Furosemide may enhance the nephrotoxicity of cephalosporin antibacterials such as cefalotin and can enhance the ototoxicity of aminoglycoside antibacterials and other ototoxic drugs.
Many of the interactions of furosemide are due to their effects on fluid and electrolyte balance. Diuretic-induced hypokalaemia may enhance the toxicity of digitalis glycosides and may also increase the risk of arrhythmias with drugs that prolong the QT interval, such as astemizole, terfenadine, halofantrine, pimozide, and sotalol. Furosemide may enhance the neuromuscular blocking action of competitive neuromuscular blockers, such as atracurium, probably by their hypokalaemic effect. The potassium-depleting effect of diuretics may be enhanced by corticosteroids, corticotropin, beta2 agonists such as salbutamol, carbenoxolone, amphotericin B, or reboxetine.

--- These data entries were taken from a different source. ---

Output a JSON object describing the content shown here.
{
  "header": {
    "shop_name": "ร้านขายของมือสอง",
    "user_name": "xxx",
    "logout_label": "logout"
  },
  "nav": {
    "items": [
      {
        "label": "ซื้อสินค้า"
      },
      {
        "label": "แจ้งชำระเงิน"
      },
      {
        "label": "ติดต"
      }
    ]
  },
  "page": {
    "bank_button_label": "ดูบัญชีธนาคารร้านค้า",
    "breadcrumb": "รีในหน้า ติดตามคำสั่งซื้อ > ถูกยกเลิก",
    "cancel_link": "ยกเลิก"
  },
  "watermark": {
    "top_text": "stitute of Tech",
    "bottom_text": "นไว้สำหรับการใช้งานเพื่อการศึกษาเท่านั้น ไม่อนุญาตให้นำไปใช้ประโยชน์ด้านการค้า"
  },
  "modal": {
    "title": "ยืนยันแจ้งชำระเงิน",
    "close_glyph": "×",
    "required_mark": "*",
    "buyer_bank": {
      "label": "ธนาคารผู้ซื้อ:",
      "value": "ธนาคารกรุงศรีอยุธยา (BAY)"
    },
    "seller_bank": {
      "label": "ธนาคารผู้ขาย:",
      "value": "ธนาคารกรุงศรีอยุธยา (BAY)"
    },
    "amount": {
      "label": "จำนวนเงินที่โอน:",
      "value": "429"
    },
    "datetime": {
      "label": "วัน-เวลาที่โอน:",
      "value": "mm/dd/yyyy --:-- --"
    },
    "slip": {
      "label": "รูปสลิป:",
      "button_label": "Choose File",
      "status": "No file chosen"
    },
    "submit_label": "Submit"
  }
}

Diuretics may enhance the effect of other antihypertensives, particularly the first-dose hypotension that occurs with alpha blockers or ACE inhibitors. Orthostatic hypotension associated with diuretics may be enhanced by alcohol, barbiturates, or opioids. The antihypertensive effects of diuretics may be antagonised by drugs that cause fluid retention, such as corticosteriods, NSAIDs, or carbenoxolone; diuretics may enhance the nephrotoxicity of NSAIDs. Thiazides have been reported to diminish the response to pressors amines, such as noradrenaline, but the clinical significance of this effect is uncertain. Thiazides should not usually be used with lithium since the association may lead to toxic blood concentrations of lithium. Other drugs for which increased toxicity has been reported when given with thiazides include allopurinol and tetracyclines. Thiazides may alter the requirements for hypoglycaemics in diabetic patients.
Antibacterials: Severe hyponatraemia has been reported in patients taking trimethoprim with co-amilozide and hydrochlorothiazide.

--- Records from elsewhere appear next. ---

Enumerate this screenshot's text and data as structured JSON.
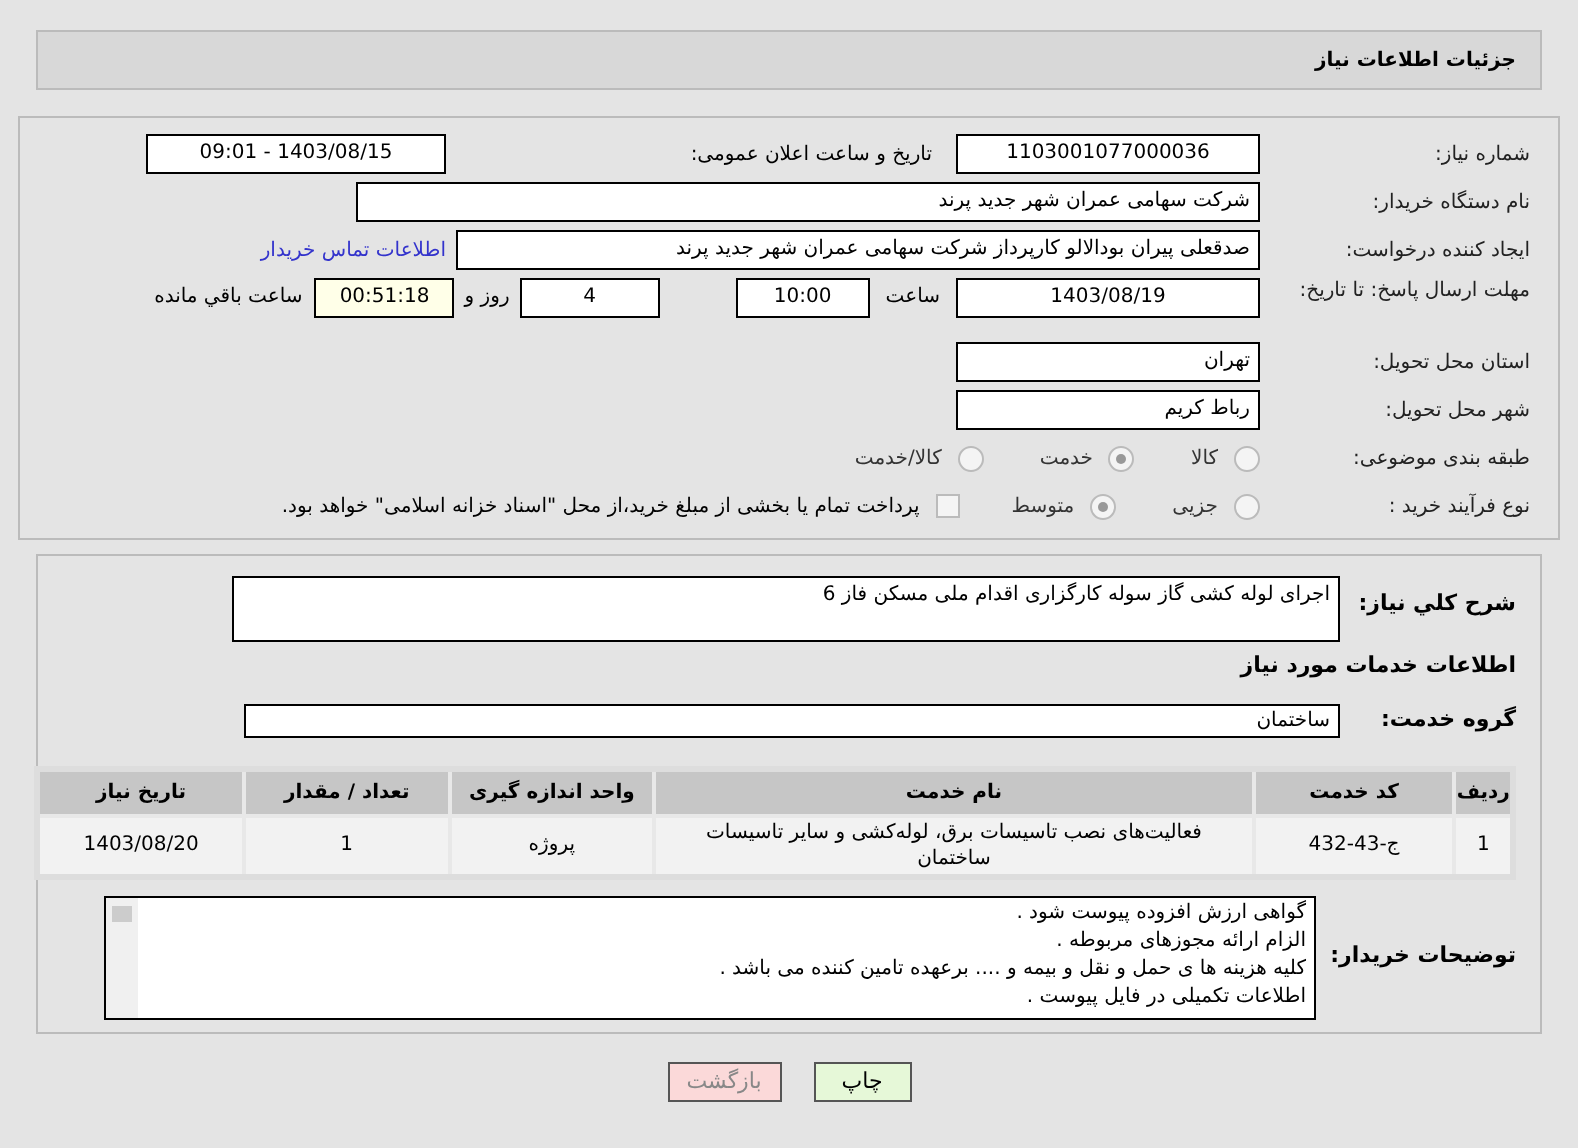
{
  "header": {
    "title": "جزئیات اطلاعات نیاز"
  },
  "fields": {
    "need_number": {
      "label": "شماره نیاز:",
      "value": "1103001077000036"
    },
    "announce": {
      "label": "تاریخ و ساعت اعلان عمومی:",
      "value": "1403/08/15 - 09:01"
    },
    "buyer": {
      "label": "نام دستگاه خریدار:",
      "value": "شرکت سهامی عمران شهر جدید پرند"
    },
    "creator": {
      "label": "ایجاد کننده درخواست:",
      "value": "صدقعلی پیران بودالالو کارپرداز شرکت سهامی عمران شهر جدید پرند",
      "link": "اطلاعات تماس خریدار"
    },
    "deadline": {
      "label": "مهلت ارسال پاسخ: تا تاریخ:",
      "date": "1403/08/19",
      "time_label": "ساعت",
      "time": "10:00",
      "days": "4",
      "days_label": "روز و",
      "remaining": "00:51:18",
      "remaining_label": "ساعت باقي مانده"
    },
    "province": {
      "label": "استان محل تحویل:",
      "value": "تهران"
    },
    "city": {
      "label": "شهر محل تحویل:",
      "value": "رباط کریم"
    }
  },
  "category": {
    "label": "طبقه بندی موضوعی:",
    "options": [
      {
        "label": "کالا",
        "selected": false
      },
      {
        "label": "خدمت",
        "selected": true
      },
      {
        "label": "کالا/خدمت",
        "selected": false
      }
    ]
  },
  "process": {
    "label": "نوع فرآیند خرید :",
    "options": [
      {
        "label": "جزیی",
        "selected": false
      },
      {
        "label": "متوسط",
        "selected": true
      }
    ],
    "treasury": {
      "checked": false,
      "label": "پرداخت تمام یا بخشی از مبلغ خرید،از محل \"اسناد خزانه اسلامی\" خواهد بود."
    }
  },
  "description": {
    "label": "شرح کلي نیاز:",
    "value": "اجرای لوله کشی گاز سوله کارگزاری اقدام ملی مسکن فاز 6"
  },
  "services_title": "اطلاعات خدمات مورد نیاز",
  "service_group": {
    "label": "گروه خدمت:",
    "value": "ساختمان"
  },
  "table": {
    "columns": [
      "ردیف",
      "کد خدمت",
      "نام خدمت",
      "واحد اندازه گیری",
      "تعداد / مقدار",
      "تاریخ نیاز"
    ],
    "rows": [
      [
        "1",
        "ج-43-432",
        "فعالیت‌های نصب تاسیسات برق، لوله‌کشی و سایر تاسیسات ساختمان",
        "پروژه",
        "1",
        "1403/08/20"
      ]
    ]
  },
  "buyer_notes": {
    "label": "توضیحات خریدار:",
    "lines": [
      "گواهی ارزش افزوده پیوست شود .",
      "الزام ارائه مجوزهای مربوطه .",
      "کلیه هزینه ها ی حمل و نقل و بیمه و .... برعهده تامین کننده می باشد .",
      "اطلاعات تکمیلی در فایل پیوست ."
    ]
  },
  "buttons": [
    {
      "label": "چاپ",
      "kind": "print"
    },
    {
      "label": "بازگشت",
      "kind": "back"
    }
  ]
}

Antiepileptics: There has been a report of symptomatic hyponatraemia associated with the use of hydrochlorothiazide of furosemide and carbamazepine.
Bile-acid binding resins: Gastrointestinal absorption of both chlorothiazide and hydrochlorothiazide has been reported to be reduced by colestipol and colestyramine. In a study in healthy subjects, colestyramine had the greatest effect on hydrochlorothiazide, decreasing absorption by 85% compared with a decrease of 43% with colestipol. Even when colestyramine was given 4 hours after hydrochlorothiazide reductions of absorption of at least 30 to 35% could be expected.

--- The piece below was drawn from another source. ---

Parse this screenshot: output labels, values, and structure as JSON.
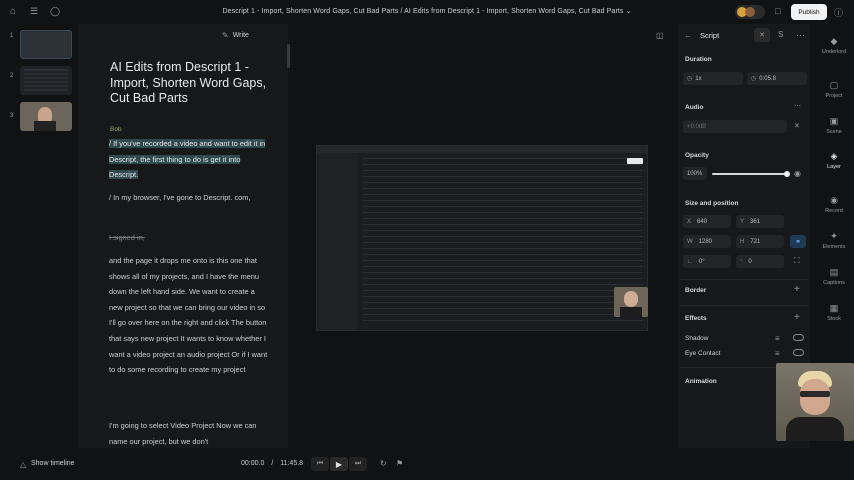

Calcium salts: The milk-alkali syndrome, characterized by hypercalcaemia, metabolic alkalosis, and renal failure, developed in a patient taking chlorothiazide and moderately large doses of calcium carbonate. Patients taking thiazides may be at increased risk of developing the syndrome because of their reduced ability to excrete excess calcium. Hypercalcaemia may also occur in patients taking thiazides with drugs that increase calcium levels.
Dopaminergics: For a report of increased amantadine toxicity associated with hydrochlorothiazide and triamterene.
Store at temperatures not exceeding 30°C. Protect from light.
C03CA01 - furosemide ; Belongs to the class of high-ceiling sulfonamide diuretics.
Soln for inj (amp) 10 mg/mL x 2 mL x 10's.